The former quarterback and current CBS NFL analyst will make his PGA Tour debut this week, playing on a sponsor invite at the Corales Punta Cana Resort & Club Championship in the Dominican Republic. The exemption was announced last month when Romo played as an amateur at the AT&T Pebble Beach Pro-Am, and he's apparently been hard at work ever since.

"I'll be treating it very serious," Romo told reporters Tuesday. "My wife will tell you she hasn't seen me much over the last month. But if you know me at all, I think you know if I care about something I'm going to commit to it 100 percent. So like I said. you'll get the best I've got this week."

Romo retired from the NFL last year and plays to a plus-0.3 handicap. In addition to his participation in the Pebble Beach event, he has tried to qualify for the U.S. Open multiple times and last month played a North Texas PGA mini-tour event as an amateur.

According to Romo, one of the key differences between pro football and golf is the fact that his former position is entirely about reactive decisions, while in golf "you're trying to commit wholeheartedly before you ever pull the club out of your bag."

"I'm not worried about getting hit before I hit the ball," Romo said. "It's at my own tempo, my own speed, in this sport. Sometimes that's difficult, and sometimes that's easier depending on the situation."

Romo admitted that he would have preferred to have a couple extra weeks to prepare, but recently has made great strides in his wedge game which "was not up to any Tour standard." The first-tee jitters can't be avoided, but Romo hopes to settle in after battling nerves for the first three or four holes Thursday.

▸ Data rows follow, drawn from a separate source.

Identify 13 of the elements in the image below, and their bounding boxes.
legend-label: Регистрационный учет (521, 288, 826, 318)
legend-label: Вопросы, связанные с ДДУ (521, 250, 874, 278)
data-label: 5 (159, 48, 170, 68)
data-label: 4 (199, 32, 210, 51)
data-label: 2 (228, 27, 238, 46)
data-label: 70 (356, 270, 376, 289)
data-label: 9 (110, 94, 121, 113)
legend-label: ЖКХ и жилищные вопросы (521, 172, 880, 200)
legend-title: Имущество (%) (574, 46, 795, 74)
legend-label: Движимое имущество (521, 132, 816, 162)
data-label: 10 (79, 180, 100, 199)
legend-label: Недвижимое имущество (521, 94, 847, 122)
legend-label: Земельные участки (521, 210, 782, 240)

Romo hopes to derive an added comfort factor from his golf in the Dallas area, where he frequently plays with a group of Tour pros. While Steph Curry traded texts with a few pros before his tournament debut last summer on the Tour, Romo expects his phone to remain silent until he puts a score on the board.

"I think they're waiting to either tell me 'Congrats' or 'I knew it, terrible,'" Romo said. "Something along those lines. They're probably going to wait to see which way the wind's blowing before they send them."

Romo will tee off at 8:10 a.m. ET Thursday alongside Dru Love and Denny McCarthy.